Pointer Wars Level 3: Optimization Opportunities

Congratulations on making it to level 3! The contest pivots from primarily writing code to optimizing existing code, whether it be your queue implementation or the average breadth first search code that we provided in level 2. Both can be improved.

Numerous opportunities for optimization exist. Start with improving the algorithm by doing less work, because less work means less time for the program to execute. Then, jump into making the work more efficient.

For many of you, a lot of these concepts will be new, or concepts that you haven’t explored yet. We are in the process of writing about all of them. Some of these are relatively basic optimizations, others are extremely advanced. We urge you to consider quantifying your decision (perhaps by asking us if there’s a relevant hardware performance counter and what that counter’s value is for your runs) and then making a decision based on what data you have.

If you have a particular interest about one, and are a Level 3 participant, send us email about what you’d like to read about. That tells us to prioritize writing about that subject.

Algorithmic Changes

Algorithm changes are all about doing less work but getting the same result. All of these can be tested on your local machine to see whether they make a difference with the software provided to you in level 2.

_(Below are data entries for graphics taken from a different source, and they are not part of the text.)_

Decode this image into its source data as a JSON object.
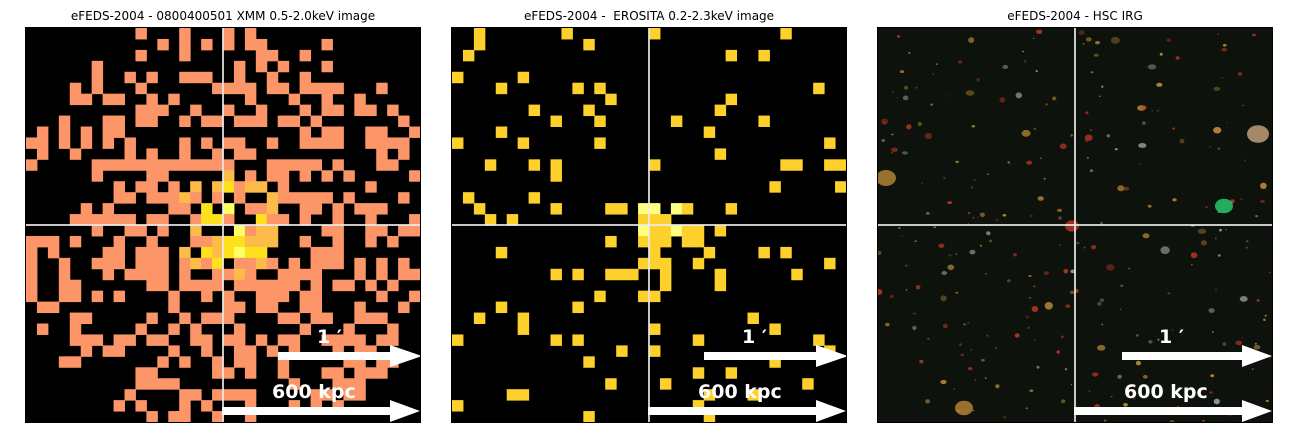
{
  "panels": [
    {
      "title": "eFEDS-2004 - 0800400501 XMM 0.5-2.0keV image",
      "kind": "xmm",
      "scale_angle_label": "1 ′",
      "scale_distance_label": "600 kpc",
      "colors": {
        "low": "#fc9567",
        "mid": "#fdbb4a",
        "high": "#ffe01c",
        "peak": "#ffff66",
        "background": "#000000"
      }
    },
    {
      "title": "eFEDS-2004 -  EROSITA 0.2-2.3keV image",
      "kind": "erosita",
      "scale_angle_label": "1 ′",
      "scale_distance_label": "600 kpc",
      "colors": {
        "low": "#fdd02c",
        "high": "#ffff80",
        "peak": "#ffffff",
        "background": "#000000"
      }
    },
    {
      "title": "eFEDS-2004 - HSC IRG",
      "kind": "hsc",
      "scale_angle_label": "1 ′",
      "scale_distance_label": "600 kpc",
      "colors": {
        "background": "#0d120c",
        "red_source": "#c83a22",
        "orange_source": "#c8913a",
        "green_source": "#2be07a"
      }
    }
  ]
}
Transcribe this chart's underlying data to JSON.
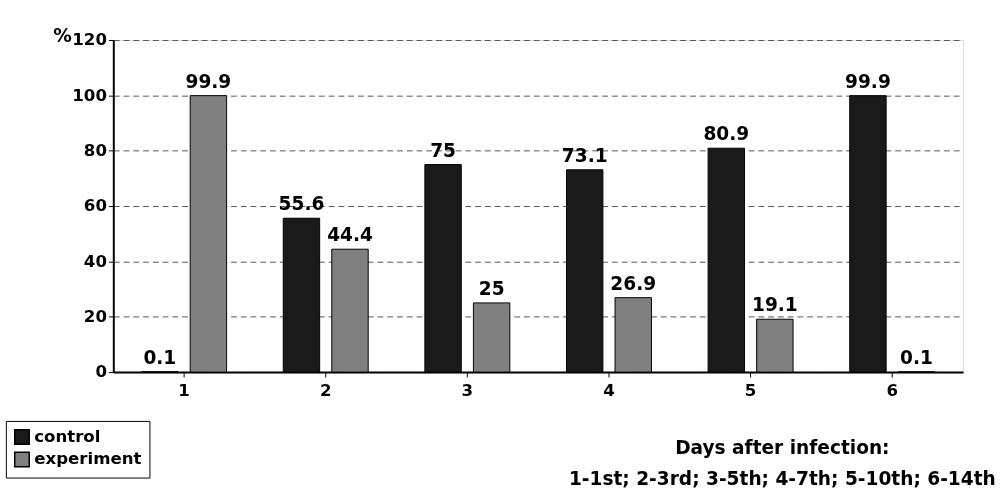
{
  "chart_data": {
    "type": "bar",
    "xlabel": "Days after infection:",
    "ylabel": "%",
    "annotations": [
      "1-1st; 2-3rd; 3-5th; 4-7th; 5-10th; 6-14th"
    ],
    "categories": [
      "1",
      "2",
      "3",
      "4",
      "5",
      "6"
    ],
    "series": [
      {
        "name": "control",
        "color": "#1a1a1a",
        "values": [
          0.1,
          55.6,
          75,
          73.1,
          80.9,
          99.9
        ]
      },
      {
        "name": "experiment",
        "color": "#808080",
        "values": [
          99.9,
          44.4,
          25,
          26.9,
          19.1,
          0.1
        ]
      }
    ],
    "ylim": [
      0,
      120
    ],
    "yticks": [
      0,
      20,
      40,
      60,
      80,
      100,
      120
    ],
    "grid": "y",
    "data_labels": true,
    "legend": "bottom left"
  }
}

Here’s a list of things to get you started:

  1. Investigate improving the handling of a visited node.
  2. Investigate improving memory allocation to improve performance. An example custom memory allocator and design tradeoffs are discussed to get you started.
  3. Quantify and determine whether the number of memory copies in the program can be reduced.

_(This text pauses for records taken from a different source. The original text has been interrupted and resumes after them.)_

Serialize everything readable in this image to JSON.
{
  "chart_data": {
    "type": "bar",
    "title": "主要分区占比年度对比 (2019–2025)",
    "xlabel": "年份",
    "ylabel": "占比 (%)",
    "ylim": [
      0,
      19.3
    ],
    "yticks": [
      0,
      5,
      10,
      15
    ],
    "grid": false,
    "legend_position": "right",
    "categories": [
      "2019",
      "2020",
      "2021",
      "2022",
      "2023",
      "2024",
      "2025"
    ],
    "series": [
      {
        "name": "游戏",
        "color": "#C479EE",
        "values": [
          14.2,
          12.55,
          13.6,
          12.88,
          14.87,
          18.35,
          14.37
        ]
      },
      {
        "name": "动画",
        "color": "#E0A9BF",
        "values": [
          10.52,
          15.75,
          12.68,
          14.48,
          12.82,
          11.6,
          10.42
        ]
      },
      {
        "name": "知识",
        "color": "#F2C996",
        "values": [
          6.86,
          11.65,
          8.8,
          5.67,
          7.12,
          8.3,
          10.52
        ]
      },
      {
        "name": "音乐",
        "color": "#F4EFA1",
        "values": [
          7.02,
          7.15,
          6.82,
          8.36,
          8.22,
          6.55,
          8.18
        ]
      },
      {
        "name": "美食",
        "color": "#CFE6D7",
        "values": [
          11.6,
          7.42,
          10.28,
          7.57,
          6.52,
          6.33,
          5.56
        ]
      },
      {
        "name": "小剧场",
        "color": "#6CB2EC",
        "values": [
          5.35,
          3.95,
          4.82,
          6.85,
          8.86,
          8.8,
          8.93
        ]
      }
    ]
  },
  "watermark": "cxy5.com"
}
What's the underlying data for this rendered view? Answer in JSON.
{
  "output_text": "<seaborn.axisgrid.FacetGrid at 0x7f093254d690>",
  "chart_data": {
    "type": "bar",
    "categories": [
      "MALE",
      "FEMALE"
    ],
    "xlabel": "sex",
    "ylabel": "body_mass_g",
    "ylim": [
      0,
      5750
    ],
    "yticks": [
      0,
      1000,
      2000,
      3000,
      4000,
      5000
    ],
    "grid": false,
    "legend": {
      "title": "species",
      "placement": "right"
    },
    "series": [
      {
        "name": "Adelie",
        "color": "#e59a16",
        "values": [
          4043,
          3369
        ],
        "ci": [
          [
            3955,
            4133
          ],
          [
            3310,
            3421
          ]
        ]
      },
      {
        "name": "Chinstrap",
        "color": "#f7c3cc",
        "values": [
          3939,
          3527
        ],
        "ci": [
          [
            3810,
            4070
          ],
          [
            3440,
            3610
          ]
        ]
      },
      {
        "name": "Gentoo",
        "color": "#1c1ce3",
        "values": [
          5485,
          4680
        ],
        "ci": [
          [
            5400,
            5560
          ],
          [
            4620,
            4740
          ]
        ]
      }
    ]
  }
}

Non-Algorithmic Performance Improvements

  1. Investigate system level performance considerations.
    • Investigate whether the use of a larger page size reduces the execution time.
    • Investigate whether the use of a shared object file for your queue code impacts performance, and explore alternatives.
    • Investigate whether the OS scheduling policy has an impact on performance, including reducing the number of context switches.
    • Investigate whether OS policy around dirty pages impacts performance.
    • Investigate the impact of link time optimization.
    • Investigate the impact of interrupts and other exceptions on the code and attempt to reduce them via minor code tweaks or changes in OS policy.
    • Investigate the impact of CPU pinning.
  2. Investigate memory system related effects.
    • Determine whether data structures are optimally laid out in memory for cache accesses.
    • Determine whether the number of loads and stores in the program can be generally reduced.
    • Determine whether C/C++ structure memory alignment may cause performance problems.
    • Determine whether cache misses can be reduced by creative use of software prefetching or generally making data structures more prefetchable by hardware prefetchers.
  3. Investigate branch related effects.
    • Start by reading about CPU branches here.
    • Reduce the number of branches in the program by reworking the code.
    • For the number of branches that remain, determine whether they can be made to be more predictable by the hardware branch predictor.
    • Reduce the number of indirect branches in the program.
    • Reduce the number of calls and returns in the program.
  4. Investigate better code practices.
  5. Investigate whether SIMD instructions may be beneficial.
    • Can certain aspects of the program be optimized such that SIMD instructions can be used?

Note that multi-core optimizations are coming in Level 4, so they are deliberately left off of this list.

We’ll add to the page as we continue to think of more!